Wonderful O'Donovan quote
"It might have been possible, we could say, before Christ rose from the dead, for someone to wonder whether creation was a lost cause. If the creature consistently acted to uncreate itself, and with itself to uncreate the rest of creation, did this not mean that God's handiwork was flawed beyond hope of repair? It might have been possible before Christ rose from the dead to answer in good faith, Yes. Before God raised Jesus from the dead, the hope that we call 'gnostic', the hope for redemption from creation rather than for the redemption of creation, might have appeared to be the only possible hope. 'But in fact Christ has been raised from the dead...'. That fact rules out those other possibilities, for in the second Adam the first is rescued. The deviance of his will, its fateful leaning towards death, has not been allowed to uncreate what God created.
...
"The resurrection carries with it the promise that 'all shall be made alive'. The raising of Christ is representative, not in the way that a symbol is representative, expressing a reality which has an independent and prior standing, but in the way that a national leader is representative when he brings about for the whole of his people whatever it is, war or peace, that he effects on their behalf.
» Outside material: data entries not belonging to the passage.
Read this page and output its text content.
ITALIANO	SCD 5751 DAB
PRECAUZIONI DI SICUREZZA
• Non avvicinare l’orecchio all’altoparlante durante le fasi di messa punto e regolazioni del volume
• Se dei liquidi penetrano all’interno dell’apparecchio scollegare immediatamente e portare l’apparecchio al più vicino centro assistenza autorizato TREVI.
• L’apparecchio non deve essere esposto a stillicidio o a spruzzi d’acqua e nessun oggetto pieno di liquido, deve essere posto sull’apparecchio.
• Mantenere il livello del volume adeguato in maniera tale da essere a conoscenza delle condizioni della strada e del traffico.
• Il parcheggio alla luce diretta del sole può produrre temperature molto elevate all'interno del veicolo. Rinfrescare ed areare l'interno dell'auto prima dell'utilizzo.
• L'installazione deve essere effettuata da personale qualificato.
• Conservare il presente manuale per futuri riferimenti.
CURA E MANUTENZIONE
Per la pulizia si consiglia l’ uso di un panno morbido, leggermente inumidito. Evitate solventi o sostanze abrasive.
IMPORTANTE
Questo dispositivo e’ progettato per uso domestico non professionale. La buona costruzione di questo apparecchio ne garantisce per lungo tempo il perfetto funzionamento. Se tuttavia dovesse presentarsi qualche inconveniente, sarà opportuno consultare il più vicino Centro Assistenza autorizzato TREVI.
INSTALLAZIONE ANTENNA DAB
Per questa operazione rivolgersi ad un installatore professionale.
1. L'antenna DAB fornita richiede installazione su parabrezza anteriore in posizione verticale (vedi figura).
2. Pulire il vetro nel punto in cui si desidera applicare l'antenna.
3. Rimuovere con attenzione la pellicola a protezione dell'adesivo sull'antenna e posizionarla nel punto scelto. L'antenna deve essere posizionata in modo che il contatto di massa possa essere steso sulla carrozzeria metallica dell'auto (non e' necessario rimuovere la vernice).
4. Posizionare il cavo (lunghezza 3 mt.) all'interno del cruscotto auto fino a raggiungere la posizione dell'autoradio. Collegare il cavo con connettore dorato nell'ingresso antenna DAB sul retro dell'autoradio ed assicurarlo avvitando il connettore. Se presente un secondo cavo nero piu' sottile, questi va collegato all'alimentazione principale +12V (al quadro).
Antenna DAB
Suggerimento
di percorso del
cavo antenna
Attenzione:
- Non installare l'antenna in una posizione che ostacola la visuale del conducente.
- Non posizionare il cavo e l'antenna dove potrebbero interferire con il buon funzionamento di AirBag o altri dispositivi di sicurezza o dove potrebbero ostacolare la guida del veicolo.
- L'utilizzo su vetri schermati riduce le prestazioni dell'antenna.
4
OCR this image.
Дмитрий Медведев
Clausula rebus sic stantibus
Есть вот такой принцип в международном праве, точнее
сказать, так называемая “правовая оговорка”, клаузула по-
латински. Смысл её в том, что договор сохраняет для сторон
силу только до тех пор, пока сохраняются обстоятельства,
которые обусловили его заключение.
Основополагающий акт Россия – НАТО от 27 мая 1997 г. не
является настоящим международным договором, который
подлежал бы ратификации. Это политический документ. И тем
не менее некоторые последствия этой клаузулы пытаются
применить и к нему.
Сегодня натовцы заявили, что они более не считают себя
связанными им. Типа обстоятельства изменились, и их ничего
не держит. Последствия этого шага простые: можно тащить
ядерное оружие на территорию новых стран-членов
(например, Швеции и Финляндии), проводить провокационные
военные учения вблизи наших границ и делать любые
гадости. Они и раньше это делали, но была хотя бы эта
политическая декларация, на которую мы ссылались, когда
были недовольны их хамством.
And so this central proclamation directs us back also to the message of the incarnation, by which we learn how, through a unique presence of God to his creation, the whole created order is taken up into the fate of this particular representative man at this particular moment of history, on whose fate turns the redemption of all. And it directs us forward to the end of history when that particular and representative fate is universalized in the resurrection of mankind [sic] from the dead. 'Each in his own order: Christ the first fruits, then at his coming those who belong to Christ'. The sign that God has stood by his created order implies that this order, with mankind [sic] in its proper place within it, is to be totally restored at the last."

- Oliver O'Donovan, Resurrection and Moral Order, 14-15.

Usually, my quotes come with a caveat, but not this one. This expresses very much where I presently stand. The picture is from a hill to the south overlooking Firenze.